Vree gestured to her left and Bannon nodded, slipping past her to take point. She could feel herself responding to the new level of danger, could see the same response in the way her brother moved.
Over the last few months of rebellion, Governor Aralt had swept clear the area around the stronghold, destroying anything that might provide shelter for the enemy should they force him back to a final stand. The darkness, combined with one of the eight angles, provided all the shelter that Vree and Bannon needed. Fingers and toes found purchase in cracks a lizard would have ignored.
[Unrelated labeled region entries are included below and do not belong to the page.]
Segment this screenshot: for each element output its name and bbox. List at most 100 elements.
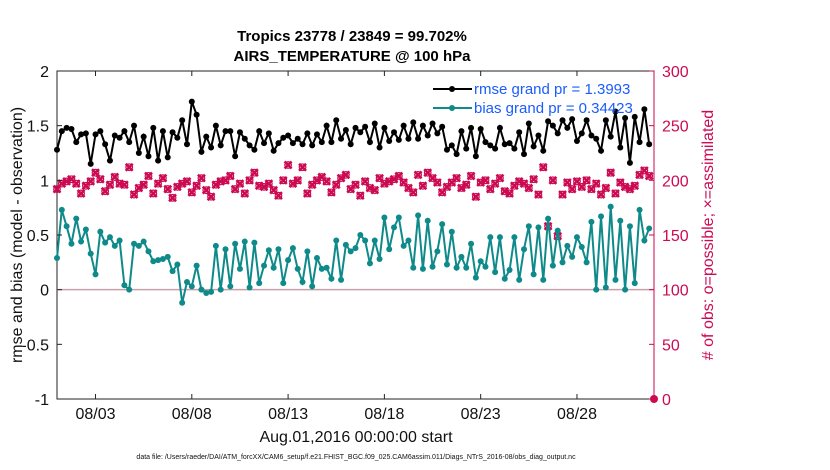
rmse-point bbox=[126, 139, 133, 146]
rmse-point bbox=[559, 117, 566, 124]
obs-assimilated-point bbox=[505, 189, 514, 198]
obs-assimilated-point bbox=[558, 190, 567, 199]
obs-possible-point bbox=[197, 174, 206, 183]
y2-tick-label: 250 bbox=[662, 119, 689, 136]
bias-point bbox=[54, 254, 60, 261]
obs-assimilated-stroke bbox=[283, 160, 293, 170]
bias-point bbox=[232, 240, 239, 247]
obs-assimilated-point bbox=[95, 174, 105, 184]
obs-possible-point bbox=[524, 184, 533, 192]
rmse-point bbox=[530, 143, 537, 150]
obs-possible-point bbox=[601, 184, 610, 192]
y2-tick-label: 200 bbox=[662, 173, 689, 190]
obs-possible-point bbox=[250, 168, 259, 177]
bias-point bbox=[227, 283, 234, 290]
bias-point bbox=[246, 284, 253, 291]
obs-assimilated-point bbox=[524, 183, 534, 193]
obs-assimilated-point bbox=[235, 179, 245, 188]
bias-series bbox=[54, 203, 653, 306]
obs-possible-point bbox=[452, 174, 461, 183]
obs-possible-point bbox=[91, 168, 100, 177]
obs-possible-point bbox=[520, 179, 528, 188]
bias-point bbox=[458, 253, 465, 260]
obs-possible-point bbox=[240, 189, 249, 198]
obs-assimilated-point bbox=[225, 171, 235, 181]
obs-assimilated-stroke bbox=[264, 179, 274, 188]
obs-count-markers bbox=[52, 160, 658, 403]
obs-assimilated-stroke bbox=[177, 179, 187, 188]
bias-point bbox=[598, 213, 605, 220]
rmse-point bbox=[357, 129, 364, 136]
obs-assimilated-point bbox=[351, 180, 360, 190]
bias-point bbox=[131, 240, 138, 247]
bias-point bbox=[236, 265, 243, 272]
obs-possible-point bbox=[245, 176, 254, 185]
bias-point bbox=[155, 257, 162, 264]
obs-assimilated-stroke bbox=[606, 168, 616, 178]
bias-point bbox=[400, 242, 407, 249]
bias-point bbox=[203, 289, 210, 296]
obs-assimilated-stroke bbox=[620, 182, 630, 192]
obs-possible-point bbox=[187, 188, 196, 197]
obs-assimilated-point bbox=[240, 189, 250, 198]
obs-assimilated-stroke bbox=[370, 185, 380, 195]
obs-possible-point bbox=[548, 176, 557, 185]
y-tick-label: -1 bbox=[35, 392, 49, 409]
bias-point bbox=[265, 247, 272, 254]
bias-point bbox=[87, 250, 94, 257]
bias-point bbox=[357, 232, 364, 238]
bias-point bbox=[63, 223, 70, 230]
obs-assimilated-stroke bbox=[399, 178, 409, 187]
obs-possible-point bbox=[447, 178, 456, 187]
obs-assimilated-stroke bbox=[413, 170, 423, 180]
rmse-point bbox=[545, 118, 552, 125]
rmse-point bbox=[106, 157, 113, 164]
bias-point bbox=[395, 214, 402, 221]
obs-assimilated-stroke bbox=[182, 177, 192, 186]
obs-assimilated-stroke bbox=[240, 189, 250, 198]
obs-possible-point bbox=[207, 192, 215, 201]
bias-point bbox=[429, 263, 436, 270]
rmse-point bbox=[73, 139, 80, 146]
bias-point bbox=[641, 237, 648, 244]
rmse-point bbox=[87, 160, 94, 167]
rmse-point bbox=[63, 124, 70, 131]
obs-possible-point bbox=[568, 185, 577, 193]
obs-assimilated-point bbox=[182, 177, 192, 186]
obs-assimilated-point bbox=[124, 162, 134, 172]
obs-possible-point bbox=[130, 190, 138, 199]
rmse-point bbox=[183, 141, 190, 148]
bias-point bbox=[106, 234, 113, 241]
bias-point bbox=[439, 221, 446, 228]
bias-point bbox=[97, 228, 104, 235]
rmse-point bbox=[217, 142, 224, 149]
obs-assimilated-point bbox=[62, 177, 72, 186]
rmse-point bbox=[492, 145, 499, 152]
obs-assimilated-point bbox=[57, 179, 67, 188]
rmse-point bbox=[241, 135, 248, 142]
legend: rmse grand pr = 1.3993 bias grand pr = 0… bbox=[433, 81, 633, 117]
rmse-point bbox=[289, 140, 296, 147]
rmse-point bbox=[410, 119, 417, 126]
obs-assimilated-point bbox=[163, 184, 173, 194]
bias-point bbox=[111, 242, 118, 249]
obs-possible-point bbox=[72, 179, 81, 188]
bias-point bbox=[159, 256, 166, 263]
bias-point bbox=[410, 264, 417, 271]
bias-point bbox=[333, 237, 340, 244]
bias-point bbox=[506, 266, 513, 273]
obs-assimilated-stroke bbox=[269, 185, 279, 195]
y-axis-label: rmse and bias (model - observation) bbox=[9, 107, 26, 363]
obs-assimilated-point bbox=[192, 181, 202, 191]
rmse-point bbox=[111, 132, 118, 139]
rmse-point bbox=[429, 120, 436, 127]
obs-possible-point bbox=[231, 185, 240, 193]
obs-assimilated-stroke bbox=[355, 191, 365, 201]
obs-possible-point bbox=[77, 189, 85, 198]
rmse-point bbox=[68, 125, 75, 132]
obs-assimilated-stroke bbox=[360, 177, 370, 186]
bias-point bbox=[116, 237, 123, 244]
obs-assimilated-stroke bbox=[124, 162, 134, 172]
obs-possible-point bbox=[183, 177, 191, 186]
bias-point bbox=[338, 276, 345, 283]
Head to head, pressed flat against the wall’s rough capstones, they scanned the enclosure, hidden by the uneven ridge of an unfinished and unusable sentry box. They’d come this far once before, but from now on, every move would be the first move.
“Aralt’s no fool for all his posturing. He’ll be expecting the attempt.”
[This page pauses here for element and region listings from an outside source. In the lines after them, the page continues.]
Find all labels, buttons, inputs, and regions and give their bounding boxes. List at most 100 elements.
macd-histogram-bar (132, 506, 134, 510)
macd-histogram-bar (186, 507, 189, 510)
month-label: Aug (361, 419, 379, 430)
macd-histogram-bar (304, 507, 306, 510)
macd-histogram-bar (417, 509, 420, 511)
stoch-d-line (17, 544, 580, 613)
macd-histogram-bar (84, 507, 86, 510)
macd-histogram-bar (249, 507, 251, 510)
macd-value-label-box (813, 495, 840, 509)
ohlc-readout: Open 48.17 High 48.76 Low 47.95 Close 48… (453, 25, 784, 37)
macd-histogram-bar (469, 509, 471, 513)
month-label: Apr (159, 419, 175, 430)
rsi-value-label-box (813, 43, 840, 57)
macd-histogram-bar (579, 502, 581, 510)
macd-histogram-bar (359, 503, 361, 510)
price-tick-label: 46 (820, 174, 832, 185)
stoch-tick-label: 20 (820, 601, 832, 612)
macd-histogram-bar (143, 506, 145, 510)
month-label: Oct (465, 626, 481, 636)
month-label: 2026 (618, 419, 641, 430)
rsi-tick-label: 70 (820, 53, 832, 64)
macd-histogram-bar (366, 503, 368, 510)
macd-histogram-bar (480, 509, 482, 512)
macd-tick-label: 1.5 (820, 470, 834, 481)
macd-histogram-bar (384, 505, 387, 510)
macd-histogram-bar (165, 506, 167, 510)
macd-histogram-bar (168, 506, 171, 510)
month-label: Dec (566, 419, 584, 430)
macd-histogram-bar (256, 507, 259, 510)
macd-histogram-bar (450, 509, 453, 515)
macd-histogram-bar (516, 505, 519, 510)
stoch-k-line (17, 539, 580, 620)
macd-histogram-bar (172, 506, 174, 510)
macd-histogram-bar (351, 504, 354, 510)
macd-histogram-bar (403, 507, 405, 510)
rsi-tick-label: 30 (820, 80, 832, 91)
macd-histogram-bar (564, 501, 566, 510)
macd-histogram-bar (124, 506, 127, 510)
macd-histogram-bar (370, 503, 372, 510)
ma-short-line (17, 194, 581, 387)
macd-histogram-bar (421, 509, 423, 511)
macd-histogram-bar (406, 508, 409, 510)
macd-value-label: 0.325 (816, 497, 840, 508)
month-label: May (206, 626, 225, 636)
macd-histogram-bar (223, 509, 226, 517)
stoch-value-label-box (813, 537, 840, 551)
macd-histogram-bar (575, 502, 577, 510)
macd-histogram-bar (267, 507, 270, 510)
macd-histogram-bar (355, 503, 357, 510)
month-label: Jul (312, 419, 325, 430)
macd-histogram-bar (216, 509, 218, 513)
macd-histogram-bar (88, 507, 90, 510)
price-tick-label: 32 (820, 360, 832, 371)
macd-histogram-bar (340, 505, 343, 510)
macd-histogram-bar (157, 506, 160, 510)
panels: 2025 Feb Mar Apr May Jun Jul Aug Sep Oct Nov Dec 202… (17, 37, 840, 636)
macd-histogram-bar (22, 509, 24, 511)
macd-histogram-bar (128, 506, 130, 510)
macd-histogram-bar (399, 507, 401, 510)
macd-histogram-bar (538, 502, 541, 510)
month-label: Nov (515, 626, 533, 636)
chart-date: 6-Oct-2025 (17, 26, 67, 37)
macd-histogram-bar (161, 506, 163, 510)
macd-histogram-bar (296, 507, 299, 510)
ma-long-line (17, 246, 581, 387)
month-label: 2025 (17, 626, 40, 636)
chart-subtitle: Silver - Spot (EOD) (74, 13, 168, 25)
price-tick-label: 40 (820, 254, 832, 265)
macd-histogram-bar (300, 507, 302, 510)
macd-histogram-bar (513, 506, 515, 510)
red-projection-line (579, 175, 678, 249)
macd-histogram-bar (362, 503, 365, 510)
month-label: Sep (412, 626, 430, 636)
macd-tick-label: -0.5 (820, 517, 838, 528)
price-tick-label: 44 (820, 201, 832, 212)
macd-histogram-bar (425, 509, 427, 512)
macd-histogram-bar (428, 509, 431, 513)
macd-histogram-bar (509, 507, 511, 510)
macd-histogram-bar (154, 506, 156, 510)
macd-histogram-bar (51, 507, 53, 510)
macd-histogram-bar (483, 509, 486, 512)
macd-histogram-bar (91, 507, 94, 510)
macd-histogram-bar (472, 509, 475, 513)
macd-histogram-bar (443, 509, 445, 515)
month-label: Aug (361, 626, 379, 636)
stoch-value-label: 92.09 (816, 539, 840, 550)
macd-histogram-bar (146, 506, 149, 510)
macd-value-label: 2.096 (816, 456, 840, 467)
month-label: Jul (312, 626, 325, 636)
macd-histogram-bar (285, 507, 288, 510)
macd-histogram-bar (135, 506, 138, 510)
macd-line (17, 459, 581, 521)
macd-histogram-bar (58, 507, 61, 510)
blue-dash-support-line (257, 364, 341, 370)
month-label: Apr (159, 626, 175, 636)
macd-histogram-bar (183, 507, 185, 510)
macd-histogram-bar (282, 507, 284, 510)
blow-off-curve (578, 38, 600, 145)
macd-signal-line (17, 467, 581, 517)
Vree touched her brother lightly on the shoulder. He winced as he saw the three heavily armed and wary rebels march across the court and disappear behind one of the outbuildings. Up in the tower a trio of shadows bristling with weapons carried a flickering lamp past a narrow window.
Patrols, he mouthed.
She nodded. It looked like Aralt was, indeed, expecting them.
The stone grew warm beneath them as they watched.
No pattern, Bannon signed at last.
They both knew that a pattern would eventually emerge; that people were incapable of sustaining truly random action. A pattern would make their job easier, safer, but could take several nights to determine. A delay would please no one except, perhaps, the governor.
As yet another three-rebel patrol paused directly below them, Bannon nudged her and flicked his thumb up. No surprise, Vree mused. In five years, he’d voted they turn from the target exactly twice. The first time, they’d returned the next night equipped to deal with the unexpected, four-legged guards. The second, they’d gone in farther than they should have, started back too late, and ended up trapped together for a full day in a hidey-hole barely big enough for one of them. Unable to move, barely able to breathe, it was the only time Vree had ever had more than enough of her brother and had found herself, after hours of his chin digging painfully into her shoulder, wishing that she worked alone. And why am I dwelling on old failures now?